Blog

What is the inverse of a matrix?

Let A be a n \times n matrix. We define the inverse matrix of A if there exists a n \times n matrix B such that AB = I = BA. Then we write the inverse B of A as A^{-1}. We also say that A is invertible if an inverse matrix of A exists. Note that not every matrix has an inverse.

Theorem 1. Let A be n \times n matrix. The matrix A has an inverse if and only if it has n pivots.

This theorem is possible the easiest one. It is also quite clear why the matrix needs n pivots. Take the assumption that this is not true. Then we have at least one zero row, without loss of generality, and take the last row as the zero row. Then it implies that multiplying two matrices will also contain at least one zero row. That is in contradiction with the definition of an inverse because we need AA^{-1} = A^{-1}A = I. Another way to check if the matrix A has an inverse is by checking its determinant.

Theorem 2. Let A be n \times n matrix.
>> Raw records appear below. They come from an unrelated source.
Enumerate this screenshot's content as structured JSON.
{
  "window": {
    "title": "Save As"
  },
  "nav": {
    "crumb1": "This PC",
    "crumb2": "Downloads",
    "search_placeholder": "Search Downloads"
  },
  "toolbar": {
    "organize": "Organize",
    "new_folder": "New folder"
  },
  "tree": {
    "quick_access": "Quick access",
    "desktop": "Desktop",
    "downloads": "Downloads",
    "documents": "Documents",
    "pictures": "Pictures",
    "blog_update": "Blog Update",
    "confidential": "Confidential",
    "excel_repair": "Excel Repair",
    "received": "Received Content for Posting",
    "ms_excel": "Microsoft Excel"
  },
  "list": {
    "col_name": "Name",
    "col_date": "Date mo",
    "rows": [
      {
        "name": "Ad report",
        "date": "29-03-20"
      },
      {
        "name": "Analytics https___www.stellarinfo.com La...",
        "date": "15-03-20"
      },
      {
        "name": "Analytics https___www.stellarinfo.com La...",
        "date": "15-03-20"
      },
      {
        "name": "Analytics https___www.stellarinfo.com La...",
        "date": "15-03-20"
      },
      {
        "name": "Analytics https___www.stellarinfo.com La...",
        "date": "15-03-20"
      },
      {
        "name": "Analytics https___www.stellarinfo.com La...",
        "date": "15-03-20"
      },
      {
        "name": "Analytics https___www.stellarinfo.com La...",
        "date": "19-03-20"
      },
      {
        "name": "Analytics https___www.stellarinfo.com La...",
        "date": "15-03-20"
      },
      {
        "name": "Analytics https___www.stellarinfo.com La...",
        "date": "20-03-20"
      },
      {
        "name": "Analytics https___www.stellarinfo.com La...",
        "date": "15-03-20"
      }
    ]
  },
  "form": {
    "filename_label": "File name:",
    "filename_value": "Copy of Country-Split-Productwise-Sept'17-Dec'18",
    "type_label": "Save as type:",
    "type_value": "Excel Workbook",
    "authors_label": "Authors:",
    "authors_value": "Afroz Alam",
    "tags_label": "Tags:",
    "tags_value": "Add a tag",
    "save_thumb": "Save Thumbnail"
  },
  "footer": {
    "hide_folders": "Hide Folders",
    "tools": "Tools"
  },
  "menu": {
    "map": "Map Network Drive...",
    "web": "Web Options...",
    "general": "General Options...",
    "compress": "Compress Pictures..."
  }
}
A has an inverse if and only if \det(A) \neq 0. Few notes to end this part. Let A be an invertible matrix. A has only one inverse (so it is unique). Let \vec{x},\vec{b} \in V, where V is a vector space, and A\vec{x} = \vec{b}. Then A\vec{x} = \vec{b} if and only if \vec{x} = A^{-1}\vec{b}.

The Gauss-Jordan Method

1. Put the A in an n \times 2n block matrix [A | I].
2. Now perform the Gaus elimination till you get [I | A^{-1}]. If that fails, then A has no inverse as it doesn’t have n pivots.

\begin{bmatrix}\begin{array}{cc|cc}
1 & 2 &  1 & 0 \\
2 & 1 &  0 & 1
\end{array}
\end{bmatrix}

\begin{bmatrix}\begin{array}{cc|cc}
1 & 2 &  1 & 0 \\
0 & 3 &  2 & -1
\end{array}
\end{bmatrix}

\begin{bmatrix}\begin{array}{cc|cc}
1 & 2 &  1 & 0 \\
0 & 1 &  \frac{2}{3} & -\frac{1}{3}
\end{array}
\end{bmatrix}

\begin{bmatrix}\begin{array}{cc|cc}
1 & 0 &  -\frac{1}{3} & \frac{2}{3} \\
0 & 1 &  \frac{2}{3} & -\frac{1}{3}
\end{array}
\end{bmatrix}